Proposal

Instructions

This may be done as a group project or individually. The size of the group must not exceed two. You need to formulate a problem for which a Gaussian process model is a reasonable modelling choice. As such your problem can take the form of regression, classification, design of experiment, or even unsupervised learning. You are permitted to use any open-source python platform for your chosen problem, however, you may also choose to code up your implementation from scratch.

The data that underscores your problem should be open-source; you are not permitted to work on problems of a proprietary nature. It is completely acceptable to have a problem that is aligned with your research interests, although your work will be judged by what you do during this project and not prior research.

A standard Gaussian process workflow assumes a prior based on a 1D RBF or Matern or periodic kernel. It also assumes that both prior and likelihood are Gaussian. You must articulate how your problem and the solution you are proposing requires either (i) a richer likelihood function, or (ii) a more complex covariance function.

Proposal

The first part of this assignment is a proposal. The proposal must address the following questions:

1. What is input / output sought? [5]

2. What type of kernels will be considered? [5]

3. What are 1-2 relevant papers? [5]

4. What is particularly novel about the implementation (prior, likelihood, kernel, mean function, etc.)? [3]

5. What is the data source being used? [2]

Kindly ensure that your proposal has a list of references. The main body of the proposal (without references) should not exceed one page. Once submitted, you will receive feedback on your proposal which will help with your project.

Due: Monday 8th April 15:30 on Canvas

Possible ideas

Below you will find a non-exhaustive list of ideas that would satisfy the points above:

1. Design a Gaussian process model for a 2D/3D velocity field based on sparse velocity measurements. Describe and code how you would make the covariance functions (a) divergence free and (b) curl free. For training and testing data you may consider analytical equations such as the Taylor Green vortex system.
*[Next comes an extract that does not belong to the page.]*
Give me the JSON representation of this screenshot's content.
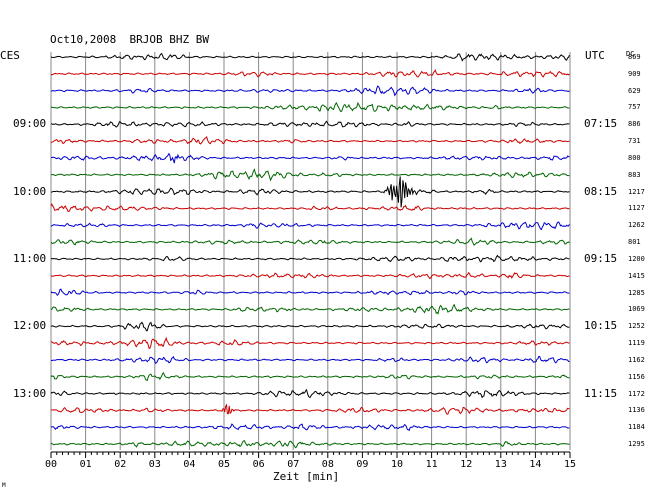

2. Design a Gaussian process model for sensor data that exhibits some symmetry that is captured in the construction of the covariance function. If you plan to work on the JetBot project, then your proposal should focus on velocity magnitude measurements taken at several locations within a rectangular area. All measurements are at the same height and the objective is to use as few measurements as possible to estimate the velocity magnitude field.

3. Design a Gaussian process model that is constructed across a sphere, or more generally, over a space that is not a hypercube. If using polar or spherical coordinates ensure relevant [0,2] periodicity. One example would be modelling temperature or pressure across the globe using sparse measurements from ECMWF or NOAA.

4. Linear operators acting on a Gaussian process yield another Gaussian process. Build a Gaussian process that leverages this for both derivative and integral operations, i.e., you observe both integral (e.g., location) and derivative (e.g., acceleration) data for a Gaussian process model (e.g., velocity).

5. Any Gaussian process model with multiple output quantities, where one needs to account for correlations between the outputs.

6. A Gaussian process model that forecasts the latitude, longitude and altitude of flights departing a given airport. A project like this may leverage historical flight trajectory data found in websites such as Flightradar24.

7. Gaussian process models where one also wants to reduce the dimensionality associated with the inputs; this can take the form of a dimension reducing subspace or even a deep neural network kernel.